Antananarivo, 11 Janvier, 8h58 – Le taux de mortalité maternelle et infantile peine à baisser durant cette dernière décennie sur la Grande île. Un rapport récemment publié par le Fonds des Nations unies pour l’enfance (Unicef) indique que le taux de mortalité maternelle est passé de 498 à 426 décès pour 100.000 naissances vivantes, entre 2008 et 2018. Ce qui représente une diminution d’à peine 14% comparée à la décennie précédente. Les mères de famille continuent de mourir du fait de complications liées à la grossesse ou à l’accouchement.
Pour le taux de mortalité néonatale, il est de 26 pour 1 000 naissances vivantes en 2021, selon les résultats de l’Enquête démographique et de santé 2021. La même enquête évoque un taux de mortalité infantile de 47 pour 1 000 naissances vivantes. Des chiffres qui peuvent encore diminuer si des mesures sont prises.

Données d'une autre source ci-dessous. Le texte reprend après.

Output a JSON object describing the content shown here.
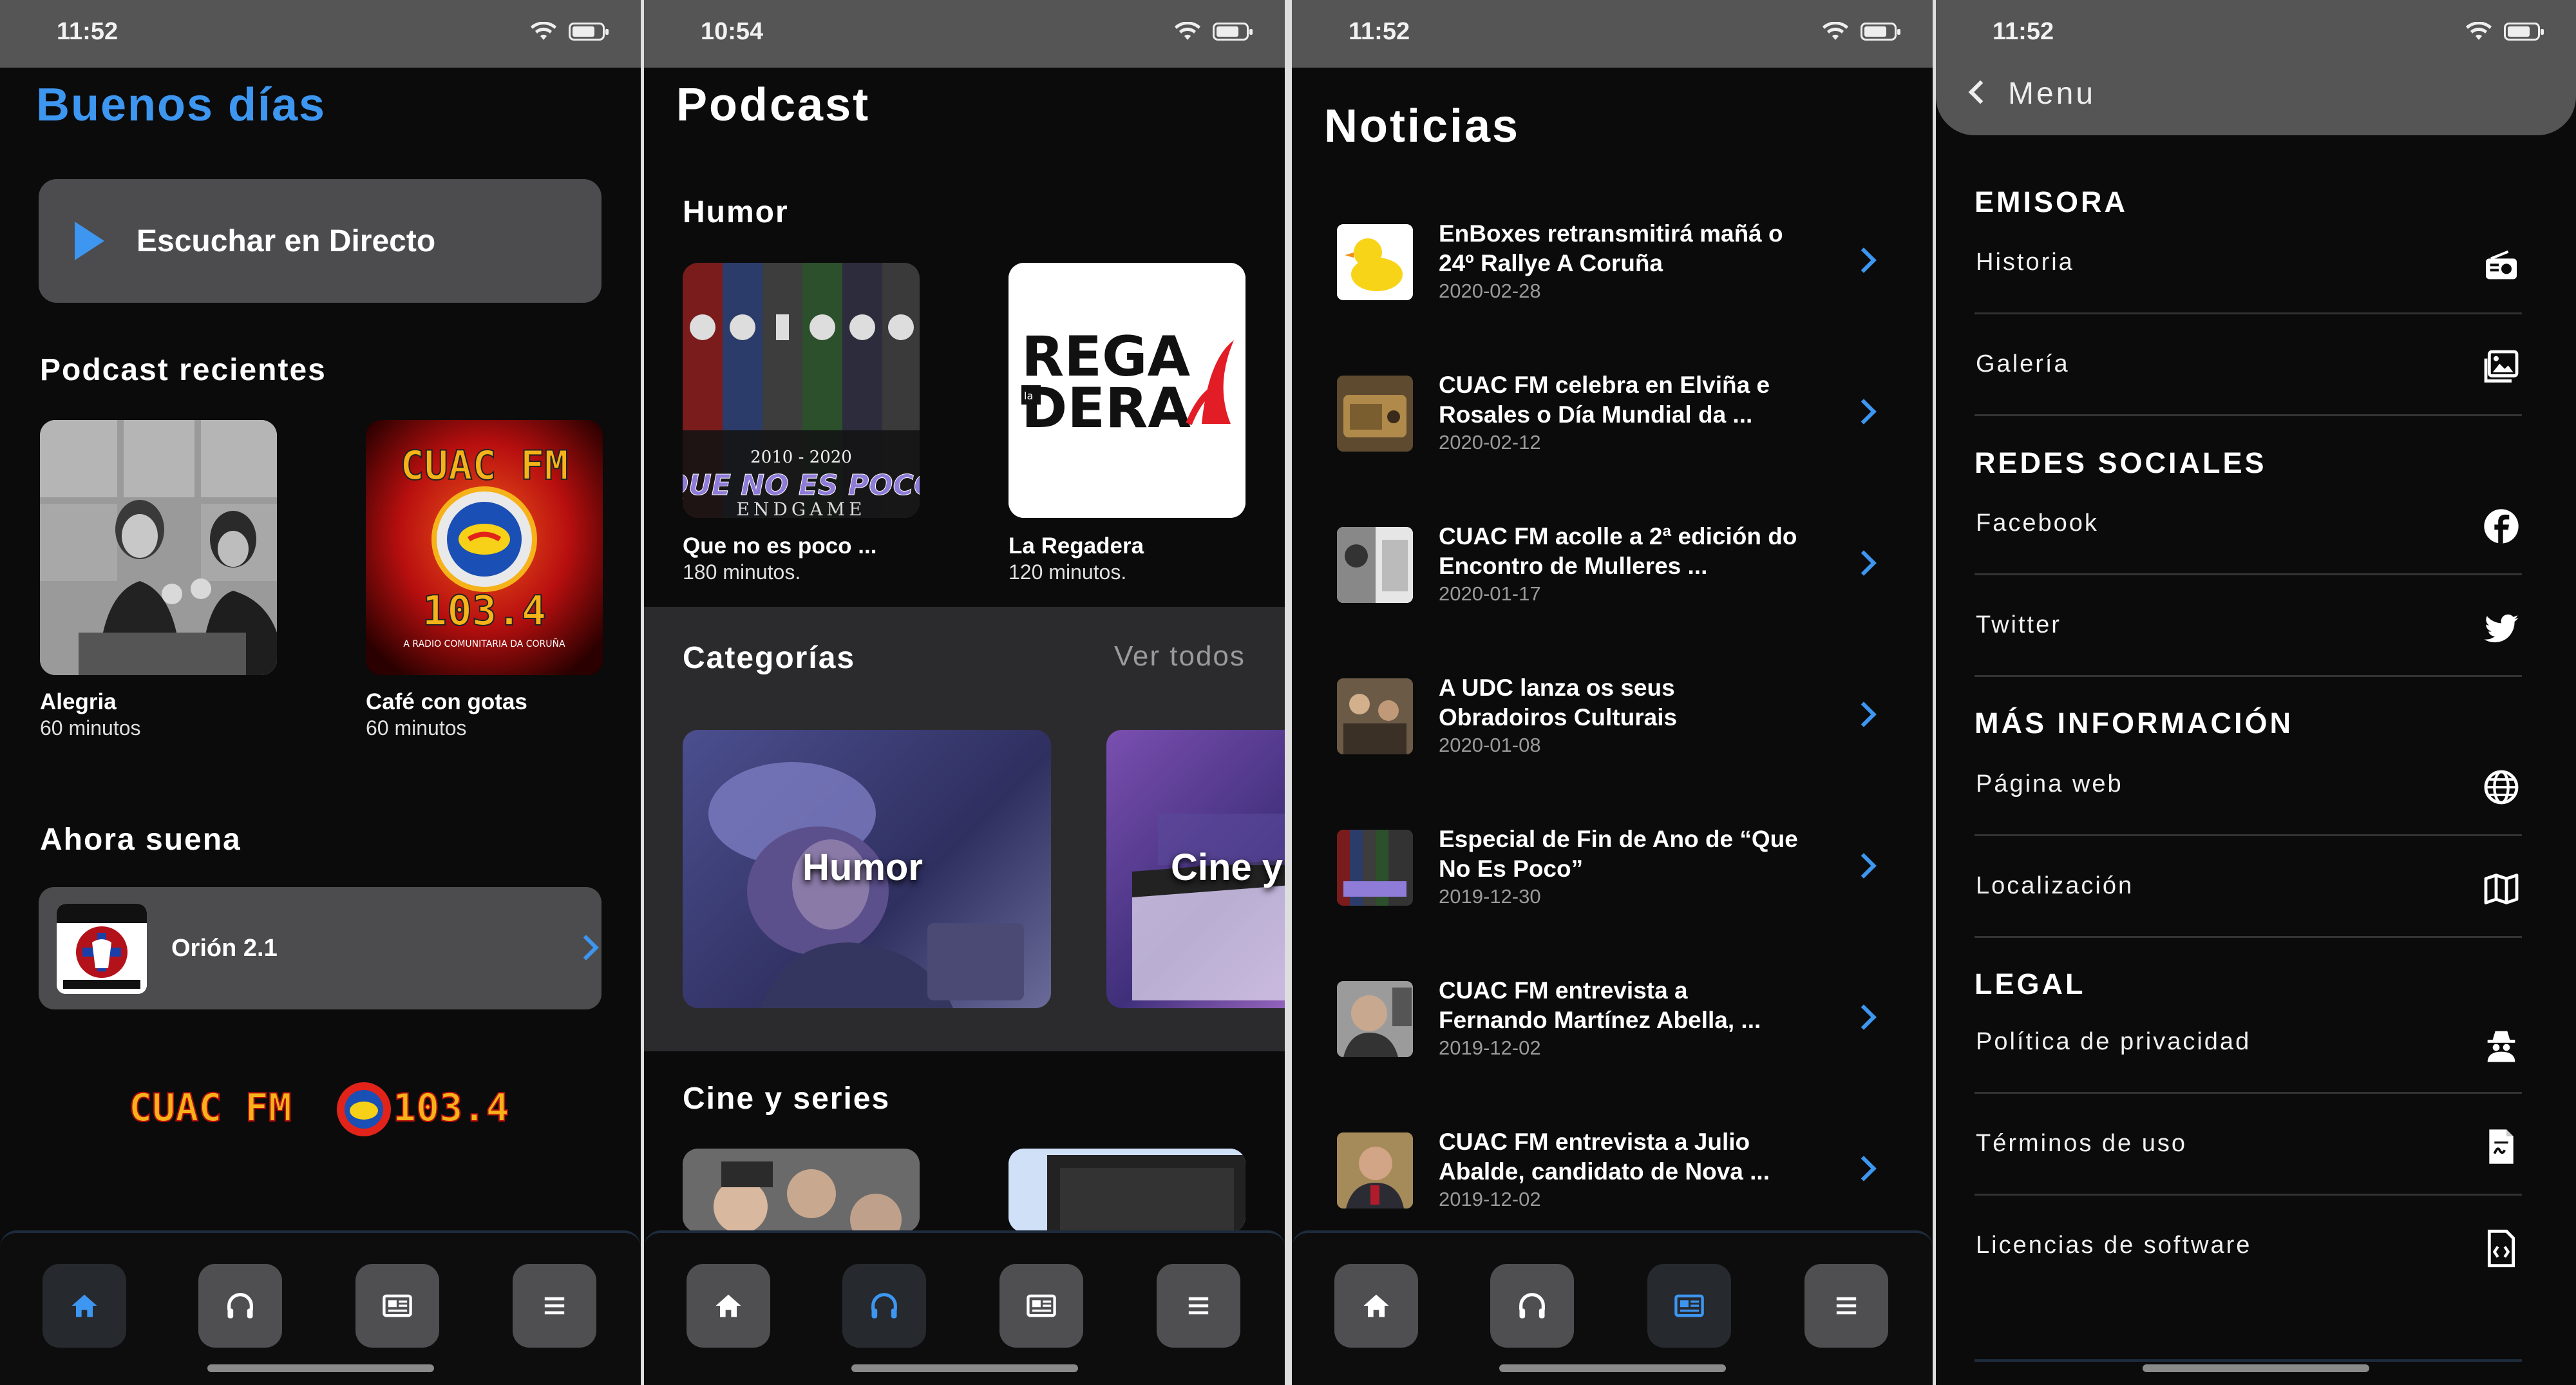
{
  "screens": {
    "home": {
      "time": "11:52",
      "greeting": "Buenos días",
      "live_button": "Escuchar en Directo",
      "recent_title": "Podcast recientes",
      "recent": [
        {
          "title": "Alegria",
          "duration": "60 minutos"
        },
        {
          "title": "Café con gotas",
          "duration": "60 minutos"
        }
      ],
      "now_title": "Ahora suena",
      "now_playing": "Orión 2.1",
      "logo_text": "CUAC FM",
      "logo_freq": "103.4",
      "cuac_logo_text": "CUAC FM",
      "cuac_logo_freq": "103.4",
      "cuac_logo_sub": "A RADIO COMUNITARIA DA CORUÑA"
    },
    "podcast": {
      "time": "10:54",
      "title": "Podcast",
      "humor_title": "Humor",
      "humor_items": [
        {
          "title": "Que no es poco ...",
          "duration": "180 minutos."
        },
        {
          "title": "La Regadera",
          "duration": "120 minutos."
        }
      ],
      "poster_year": "2010 - 2020",
      "poster_title": "QUE NO ES POCO",
      "poster_sub": "ENDGAME",
      "regadera_1": "REGA",
      "regadera_2": "DERA",
      "regadera_la": "la",
      "categories_title": "Categorías",
      "see_all": "Ver todos",
      "categories": [
        "Humor",
        "Cine y"
      ],
      "cine_title": "Cine y series"
    },
    "news": {
      "time": "11:52",
      "title": "Noticias",
      "items": [
        {
          "title": "EnBoxes retransmitirá mañá o 24º Rallye A Coruña",
          "date": "2020-02-28"
        },
        {
          "title": "CUAC FM celebra en Elviña e Rosales o Día Mundial da ...",
          "date": "2020-02-12"
        },
        {
          "title": "CUAC FM acolle a 2ª edición do Encontro de Mulleres ...",
          "date": "2020-01-17"
        },
        {
          "title": "A UDC lanza os seus Obradoiros Culturais",
          "date": "2020-01-08"
        },
        {
          "title": "Especial de Fin de Ano de “Que No Es Poco”",
          "date": "2019-12-30"
        },
        {
          "title": "CUAC FM entrevista a Fernando Martínez Abella, ...",
          "date": "2019-12-02"
        },
        {
          "title": "CUAC FM entrevista a Julio Abalde, candidato de Nova ...",
          "date": "2019-12-02"
        }
      ]
    },
    "menu": {
      "time": "11:52",
      "header": "Menu",
      "sections": [
        {
          "title": "EMISORA",
          "items": [
            {
              "label": "Historia",
              "icon": "radio-icon"
            },
            {
              "label": "Galería",
              "icon": "gallery-icon"
            }
          ]
        },
        {
          "title": "REDES SOCIALES",
          "items": [
            {
              "label": "Facebook",
              "icon": "facebook-icon"
            },
            {
              "label": "Twitter",
              "icon": "twitter-icon"
            }
          ]
        },
        {
          "title": "MÁS INFORMACIÓN",
          "items": [
            {
              "label": "Página web",
              "icon": "globe-icon"
            },
            {
              "label": "Localización",
              "icon": "map-icon"
            }
          ]
        },
        {
          "title": "LEGAL",
          "items": [
            {
              "label": "Política de privacidad",
              "icon": "spy-icon"
            },
            {
              "label": "Términos de uso",
              "icon": "document-icon"
            },
            {
              "label": "Licencias de software",
              "icon": "code-file-icon"
            }
          ]
        }
      ]
    }
  },
  "tabs": [
    "home-icon",
    "headphones-icon",
    "news-icon",
    "menu-icon"
  ],
  "colors": {
    "accent": "#3d96f0",
    "card": "#4c4c4e",
    "background": "#0b0b0b",
    "statusbar": "#555555"
  }
}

L’Unicef évoque la nécessité d’adopter une nouvelle feuille de route, de renforcer les capacités des agents communautaires et de santé, de doter les centres de soins et de santé d’équipements pour assurer les accouchements dans les meilleures conditions ».

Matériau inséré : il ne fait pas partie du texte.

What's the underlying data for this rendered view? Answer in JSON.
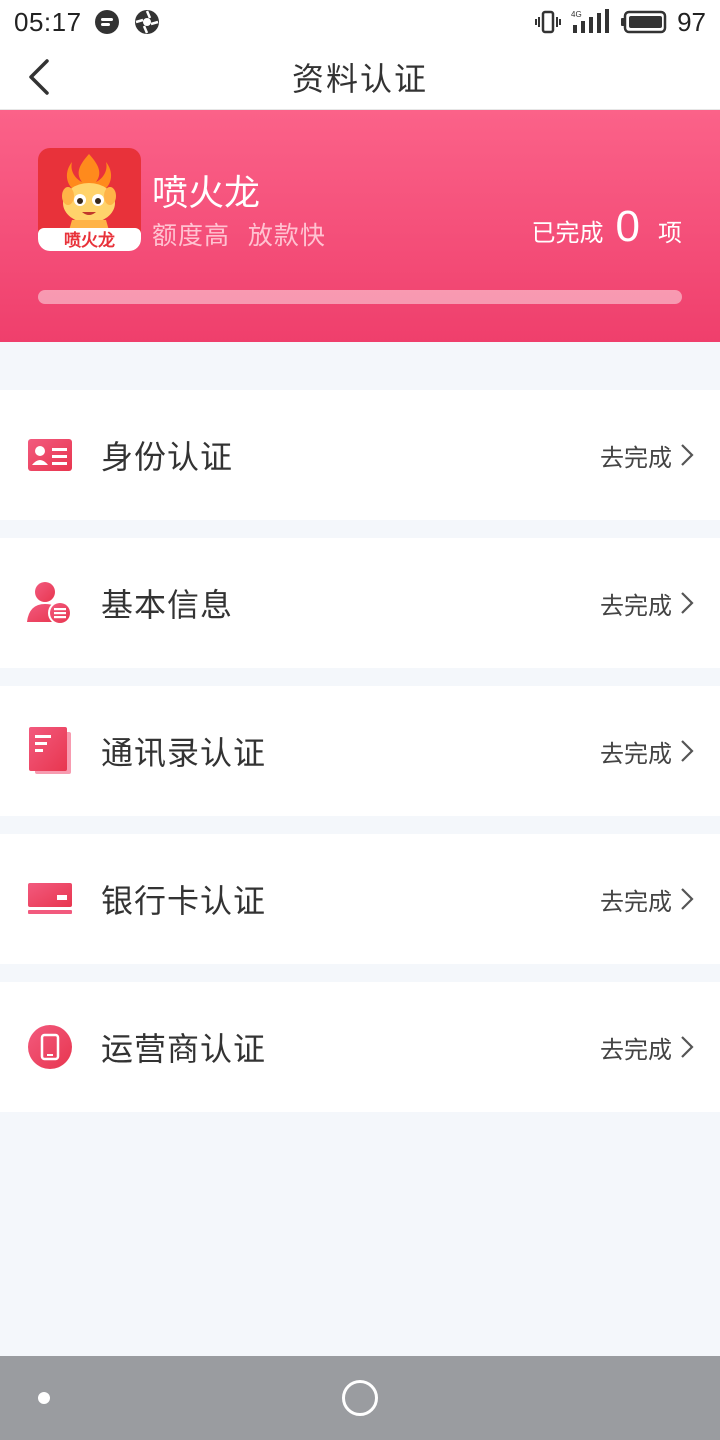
{
  "status_bar": {
    "time": "05:17",
    "battery": "97",
    "network": "4G"
  },
  "nav": {
    "title": "资料认证"
  },
  "banner": {
    "app_name": "喷火龙",
    "slogan": "额度高  放款快",
    "logo_text": "喷火龙",
    "completion_prefix": "已完成",
    "completion_count": "0",
    "completion_suffix": "项",
    "progress_fraction": 0,
    "accent_color": "#ef3f6c"
  },
  "cert_items": [
    {
      "label": "身份认证",
      "action": "去完成",
      "icon": "id-card-icon"
    },
    {
      "label": "基本信息",
      "action": "去完成",
      "icon": "user-info-icon"
    },
    {
      "label": "通讯录认证",
      "action": "去完成",
      "icon": "contacts-book-icon"
    },
    {
      "label": "银行卡认证",
      "action": "去完成",
      "icon": "bank-card-icon"
    },
    {
      "label": "运营商认证",
      "action": "去完成",
      "icon": "phone-carrier-icon"
    }
  ]
}
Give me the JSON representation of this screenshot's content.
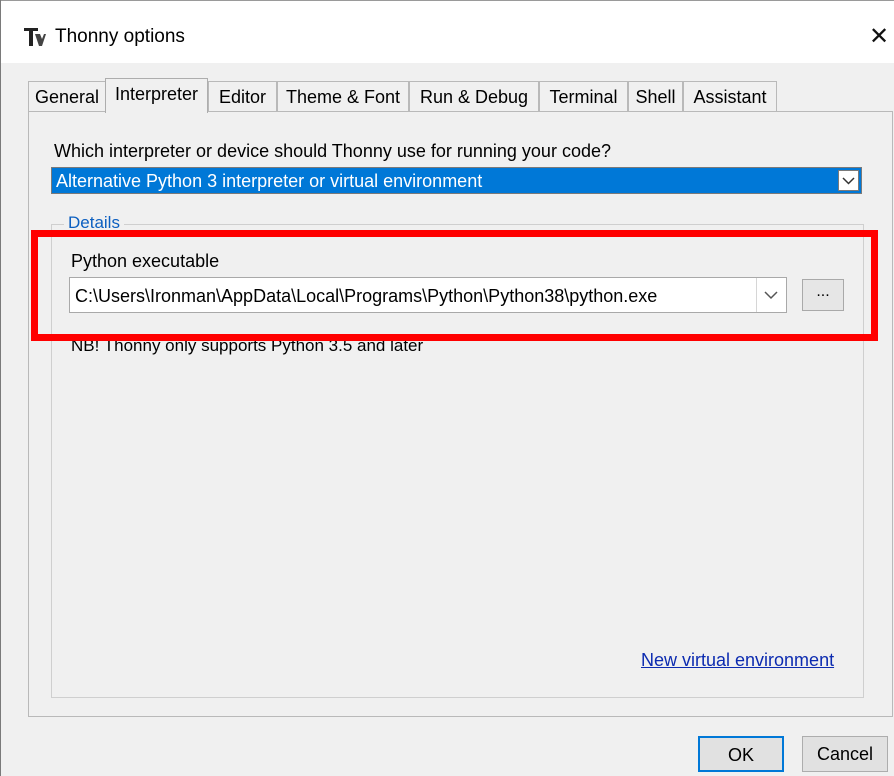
{
  "window": {
    "title": "Thonny options",
    "icon": "thonny-app-icon",
    "close_label": "✕"
  },
  "tabs": [
    {
      "label": "General",
      "active": false
    },
    {
      "label": "Interpreter",
      "active": true
    },
    {
      "label": "Editor",
      "active": false
    },
    {
      "label": "Theme & Font",
      "active": false
    },
    {
      "label": "Run & Debug",
      "active": false
    },
    {
      "label": "Terminal",
      "active": false
    },
    {
      "label": "Shell",
      "active": false
    },
    {
      "label": "Assistant",
      "active": false
    }
  ],
  "interpreter": {
    "question": "Which interpreter or device should Thonny use for running your code?",
    "selected": "Alternative Python 3 interpreter or virtual environment",
    "details_label": "Details",
    "python_executable_label": "Python executable",
    "python_executable_value": "C:\\Users\\Ironman\\AppData\\Local\\Programs\\Python\\Python38\\python.exe",
    "browse_label": "...",
    "note": "NB! Thonny only supports Python 3.5 and later",
    "new_venv_link": "New virtual environment"
  },
  "buttons": {
    "ok": "OK",
    "cancel": "Cancel"
  },
  "colors": {
    "accent": "#0078d7",
    "highlight": "#ff0000",
    "link": "#0c2bb0"
  }
}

Dans le monde, les Nations unies font part »d’un décès d’enfant ou de jeune toutes les 4,4 secondes ». L’Unicef rapporte de son côté que »56% des décès d’enfants de moins de 5 ans ont lieu en Afrique Subsaharienne en 2021. » Pour l’Unicef, la survie des enfants du monde entier continue de dépendre de la disponibilité de soins de santé de qualité et des possibilités d’accès offertes. La majorité des décès d’enfants surviennent durant les cinq premières années de vie, voire au cours du tout premier mois suivant la naissance dans la moitié des cas.